Ombudsman's casebook
A monthly column of examples from the Legal Services Ombudsman casebook
From time to time, solicitors run into trouble and are either unable or unsuitable to continue in practice.
The consequences for clients are serious, and in some cases the circumstances surrounding these events can be quite unusual, as the following recent cases illustrate.
Double trouble
Ms S and her brother were the main beneficiaries of their uncle's will.
The executors were a solicitor and Ms S's mother.
Ms S's mother instructed the solicitor executor to transfer the estate proceeds to her own solicitors, T & Co.

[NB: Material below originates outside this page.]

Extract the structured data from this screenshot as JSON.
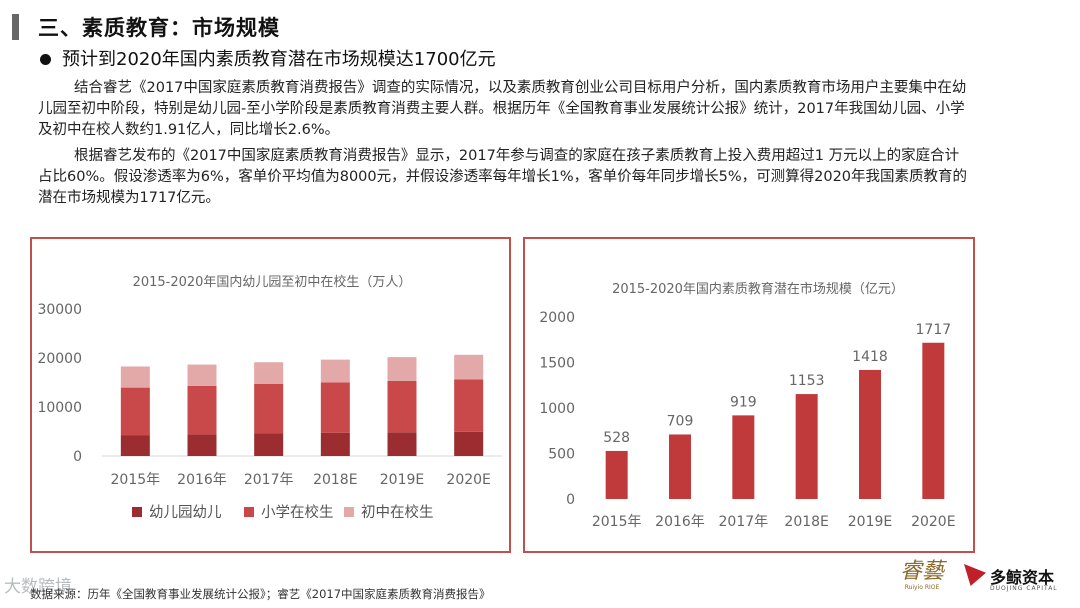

Before T & Co completed distribution of the monies, the senior partner was declared bankrupt and the practice was then taken over by U & Co.
U & Co claimed to be under a duty to collect fees owed to T & Co and, unless these were paid, it refused to release the estate monies as well as wills, pension and insurance policies and deeds relating to a family trust.
Eighteen months passed without progress, and in the meantime Ms S's mother died.
Ms S complained to the OSS about U & Co's stance.
After a brief investigation, the OSS decided that the solicitors were correct to exercise a lien on the monies and documents.
It said that Ms S's mother had been notified by U & Co of its takeover, but the OSS said that the solicitors were not under a duty to notify Ms S or her brother of the change, as they were not the clients of the solicitors.
While the ombudsman was investigating Ms S's complaint about the OSS's decision, it became apparent that all was not well at the firm of U & Co.
In fact, the senior partner at the firm had been declared bankrupt, its offices abandoned and vandalised, and the Society had intervened in the practice.
There was no sign of the estate monies, nor of the disputed documents.
The ombudsman decided that the OSS's decision on the service aspects of Ms S's complaint was reasonable, as she and her brother were not the solicitors' client, but that it had failed to investigate the conduct aspects of her complaint.
Accordingly, the ombudsman recommended that the OSS reconsider.
Chasing rainbows
Mr & Mrs A's relatives purchased a house in the late 1950s and, in 1994, ownership was transferred to Mr A and his brother.
The firm of B & Co acted for the family throughout and it also stored the title deeds for safe keeping.
Unfortunately, in 1996, following the death of the firm's sole practitioner, the practice was intervened in by the Law Society.
In 1997, Mr A decided to sell the house and Mr & Mrs A contacted the Society and its intervention agents C & Co to ask about the deeds.
The news was not good.
According to C & Co and the Society, the deeds were destroyed when the cellar in which they were stored was flooded.
However, the Society advised that a new firm of solicitors should be appointed to reconstitute the title and the costs would be paid by the Solicitors' Compensation Fund.
D & Co were duly instructed by Mr & Mrs A.
The solicitors set to work on the problem.
Unfortunately, after two years and three attempts at recreating the title to the property, the best they could achieve was a possessory title.
By this time, a buyer had been found for the house, but his solicitor was not prepared to accept the poor substitute for absolute title.
So, the buyer's solicitor made his own enquiries about the fate of the deeds.
In a matter of days, the buyer's solicitor found that the original deeds had not been consigned to a watery grave in the cellars of B & Co.
In fact, they were deposited with another firm of solicitors which practised in the same building as the intervention agents, C & Co.
The Office for the Supervision of Solicitors (OSS) received a complaint from Mrs A that D & Co's work had been negligent and shoddy and this had resulted in stress and inconvenience, as well as the loss of an earlier sale.
Eventually, a report on the service provided by D & Co was put to an adjudicator.
One of the issues the adjudicator was asked to consider was the apparent ease with which the original title deeds had been found by the buyer's solicitor.
The adjudicator said that D & Co had made what enquiries it could and 'that there was little point chasing rainbows' - it was merely good fortune that the deeds had turned up.
The adjudicator decided that the OSS could not interfere with the solicitors' judgement about what action to take to trace the deeds.
However, he found that the solicitors had provided an inadequate service in that they had delayed and had used an incorrect Land Registry form.
The ombudsman decided that the adjudicator had made wrong assumptions about the lengths to which D & Co had gone in its quest for the deeds.
In fact, the solicitors had not made enquiries of the intervention agents, nor of the Society, as the adjudicator thought.
The ombudsman concluded that far from 'chasing rainbows', the buyer's solicitor had made sensible enquiries and, in less than a week, had found not an unlikely pot of gold at the end of the rainbow but the original title deeds.
The ombudsman recommended that the OSS reconsider the complaint.